合并两个data.frame,将所有匹配行保留在R中
我正在努力合并两个data.frame,其中一个df中出现na值合并两个data.frame,将所有匹配行保留在R中,r,R,我正在努力合并两个data.frame,其中一个df中出现na值 sampleA <- structure(list(Nom_xp = "A1MRJ", Rep = 1L, GB05 = 102L, GB05.1 = 102L, GB18 = 177L, GB18.1 = 177L, GB06 = 240L, GB06.1 = 240L, GB27 = 169L, GB27.1 = 169L, GB24 = 240L, GB24.1 = 242L, GB28 = NA_
sampleA <- structure(list(Nom_xp = "A1MRJ", Rep = 1L, GB05 = 102L, GB05.1 = 102L,
GB18 = 177L, GB18.1 = 177L, GB06 = 240L, GB06.1 = 240L, GB27 = 169L,
GB27.1 = 169L, GB24 = 240L, GB24.1 = 242L, GB28 = NA_integer_,
GB28.1 = NA_integer_, GB15 = 142L, GB15.1 = 144L, GB02 = 197L,
GB02.1 = 197L, GB10 = 126L, GB10.1 = 134L, GB14 = 181L, GB14.1 = 193L), .Names = c("Nom_xp",
"Rep", "GB05", "GB05.1", "GB18", "GB18.1", "GB06", "GB06.1",
"GB27", "GB27.1", "GB24", "GB24.1", "GB28", "GB28.1", "GB15",
"GB15.1", "GB02", "GB02.1", "GB10", "GB10.1", "GB14", "GB14.1"
), row.names = 32L, class = "data.frame")
sampleB <- structure(list(Nom_xp = "A1MRJ", Rep = 2L, GB05 = NA, GB05.1 = NA,
GB18 = 177L, GB18.1 = 177L, GB06 = 240L, GB06.1 = 240L, GB27 = 169L,
GB27.1 = 169L, GB24 = 240L, GB24.1 = 242L, GB28 = 390L, GB28.1 = 390L,
GB15 = 142L, GB15.1 = 144L, GB02 = 197L, GB02.1 = 197L, GB10 = 126L,
GB10.1 = 134L, GB14 = 181L, GB14.1 = 193L), .Names = c("Nom_xp",
"Rep", "GB05", "GB05.1", "GB18", "GB18.1", "GB06", "GB06.1",
"GB27", "GB27.1", "GB24", "GB24.1", "GB28", "GB28.1", "GB15",
"GB15.1", "GB02", "GB02.1", "GB10", "GB10.1", "GB14", "GB14.1"
), row.names = 33L, class = "data.frame")
我会认为:
output <- merge(A,B,by="Nom_xp",all.x=T,all.y=T)
output您只有一行吗?那么,这还不够吗?您可以在sampleB
中获得以下结果:
sampleB[, is.na(sampleB)] <- sampleA[, is.na(sampleB)]
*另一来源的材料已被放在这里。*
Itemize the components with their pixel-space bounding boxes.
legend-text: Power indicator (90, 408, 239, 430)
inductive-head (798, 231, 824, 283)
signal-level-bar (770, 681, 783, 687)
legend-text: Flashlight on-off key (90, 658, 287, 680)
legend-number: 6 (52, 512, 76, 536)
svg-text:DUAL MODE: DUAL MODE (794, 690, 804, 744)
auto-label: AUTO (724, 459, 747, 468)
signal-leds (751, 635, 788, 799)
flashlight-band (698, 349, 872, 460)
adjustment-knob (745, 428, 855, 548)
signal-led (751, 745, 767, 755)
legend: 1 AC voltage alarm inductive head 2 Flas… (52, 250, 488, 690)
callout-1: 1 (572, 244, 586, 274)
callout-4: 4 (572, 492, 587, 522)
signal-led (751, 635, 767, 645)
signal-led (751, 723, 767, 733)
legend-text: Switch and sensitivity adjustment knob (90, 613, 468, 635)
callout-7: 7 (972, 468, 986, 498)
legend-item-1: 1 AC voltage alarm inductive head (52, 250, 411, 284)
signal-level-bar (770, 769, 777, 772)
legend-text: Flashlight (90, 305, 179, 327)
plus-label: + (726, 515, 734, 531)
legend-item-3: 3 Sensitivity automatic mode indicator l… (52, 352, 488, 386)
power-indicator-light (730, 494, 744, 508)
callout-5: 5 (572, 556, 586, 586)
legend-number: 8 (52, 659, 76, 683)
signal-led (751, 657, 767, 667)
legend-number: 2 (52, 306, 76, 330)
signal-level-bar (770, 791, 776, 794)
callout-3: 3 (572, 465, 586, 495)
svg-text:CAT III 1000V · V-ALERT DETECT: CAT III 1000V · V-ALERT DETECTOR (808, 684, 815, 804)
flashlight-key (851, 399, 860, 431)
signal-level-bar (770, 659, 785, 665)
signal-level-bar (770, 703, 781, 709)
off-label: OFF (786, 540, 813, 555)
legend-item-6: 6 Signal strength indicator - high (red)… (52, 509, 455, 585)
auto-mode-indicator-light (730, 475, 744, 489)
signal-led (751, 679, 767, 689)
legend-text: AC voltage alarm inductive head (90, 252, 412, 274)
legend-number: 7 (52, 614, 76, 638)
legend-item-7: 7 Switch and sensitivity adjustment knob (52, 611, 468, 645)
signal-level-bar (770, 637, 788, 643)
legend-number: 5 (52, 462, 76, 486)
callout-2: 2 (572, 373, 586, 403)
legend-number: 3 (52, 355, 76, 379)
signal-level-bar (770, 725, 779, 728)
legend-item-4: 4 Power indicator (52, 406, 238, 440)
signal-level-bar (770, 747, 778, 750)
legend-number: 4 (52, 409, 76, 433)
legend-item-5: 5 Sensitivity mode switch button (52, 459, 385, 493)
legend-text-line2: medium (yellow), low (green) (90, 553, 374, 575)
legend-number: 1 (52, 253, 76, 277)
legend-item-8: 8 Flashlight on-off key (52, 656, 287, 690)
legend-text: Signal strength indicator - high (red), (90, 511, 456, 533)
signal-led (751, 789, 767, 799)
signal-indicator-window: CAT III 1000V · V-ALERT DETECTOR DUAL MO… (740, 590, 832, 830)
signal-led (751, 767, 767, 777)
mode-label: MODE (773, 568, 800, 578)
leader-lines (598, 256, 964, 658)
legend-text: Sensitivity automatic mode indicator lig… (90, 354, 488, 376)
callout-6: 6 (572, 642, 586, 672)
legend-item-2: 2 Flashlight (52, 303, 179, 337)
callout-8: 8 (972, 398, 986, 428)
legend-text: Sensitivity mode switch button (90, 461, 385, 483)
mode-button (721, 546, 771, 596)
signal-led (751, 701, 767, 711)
sampleB[,is.na(sampleB)]不能完全确定您的整个数据集是什么样子,但我假设您可以有几个具有相同“Nom_xp”的样本,而不仅仅是2个?你可能把所有的数据都放在一个大数据框里
如果是这样的话,也许这段代码是一个好的开始(也许有人可以帮忙,重新编写这段代码会更有效率?)。无论如何:
不,我有很多行。我没有想过使用其他东西,但加入或合并。。。我可能走错方向了…如果Samam辩诉和sampleB在相同的顺序中有相同的行,这就行了?是的,你是对的。我建议这样做是因为OP之前对执行apply
感兴趣,这让我认为他是在逐行比较替换值。我认为逐行比较是可能的,因为两个数据帧具有相同顺序的相同行数。明天早上我会尽快试一试。又来了一堆!如果忽略NA的话,Sam辩诉和sampleB中的行是否完全相同?
output <- join(A,B,by="Nom_xp",match="all")
sampleB[, is.na(sampleB)] <- sampleA[, is.na(sampleB)]
sampleB[is.na(sampleB)] <- sampleA[is.na(sampleB)]
sampleA <- structure(list(Nom_xp = "A1MRJ", Rep = 1L, GB05 = 102L, GB05.1 = 102L,
GB18 = 177L, GB18.1 = 177L, GB06 = 240L, GB06.1 = 240L, GB27 = 169L,
GB27.1 = 169L, GB24 = 240L, GB24.1 = 242L, GB28 = NA_integer_,
GB28.1 = NA_integer_, GB15 = 142L, GB15.1 = 144L, GB02 = 197L,
GB02.1 = 197L, GB10 = 126L, GB10.1 = 134L, GB14 = 181L, GB14.1 = 193L), .Names = c("Nom_xp", "Rep", "GB05", "GB05.1", "GB18", "GB18.1", "GB06", "GB06.1","GB27", "GB27.1", "GB24", "GB24.1", "GB28", "GB28.1", "GB15","GB15.1", "GB02", "GB02.1", "GB10", "GB10.1", "GB14", "GB14.1"), row.names = 32L, class = "data.frame")
sampleB <- structure(list(Nom_xp = "A1MRJ", Rep = 2L, GB05 = NA, GB05.1 = NA,
GB18 = 177L, GB18.1 = 177L, GB06 = 240L, GB06.1 = 240L, GB27 = 169L,
GB27.1 = 169L, GB24 = 240L, GB24.1 = 242L, GB28 = 390L, GB28.1 = 390L,
GB15 = 142L, GB15.1 = 144L, GB02 = 197L, GB02.1 = 197L, GB10 = 126L,
GB10.1 = 134L, GB14 = 181L, GB14.1 = 193L), .Names = c("Nom_xp","Rep", "GB05", "GB05.1", "GB18", "GB18.1", "GB06", "GB06.1", "GB27", "GB27.1", "GB24", "GB24.1", "GB28", "GB28.1", "GB15", "GB15.1", "GB02", "GB02.1", "GB10", "GB10.1", "GB14", "GB14.1" ), row.names = 33L, class = "data.frame")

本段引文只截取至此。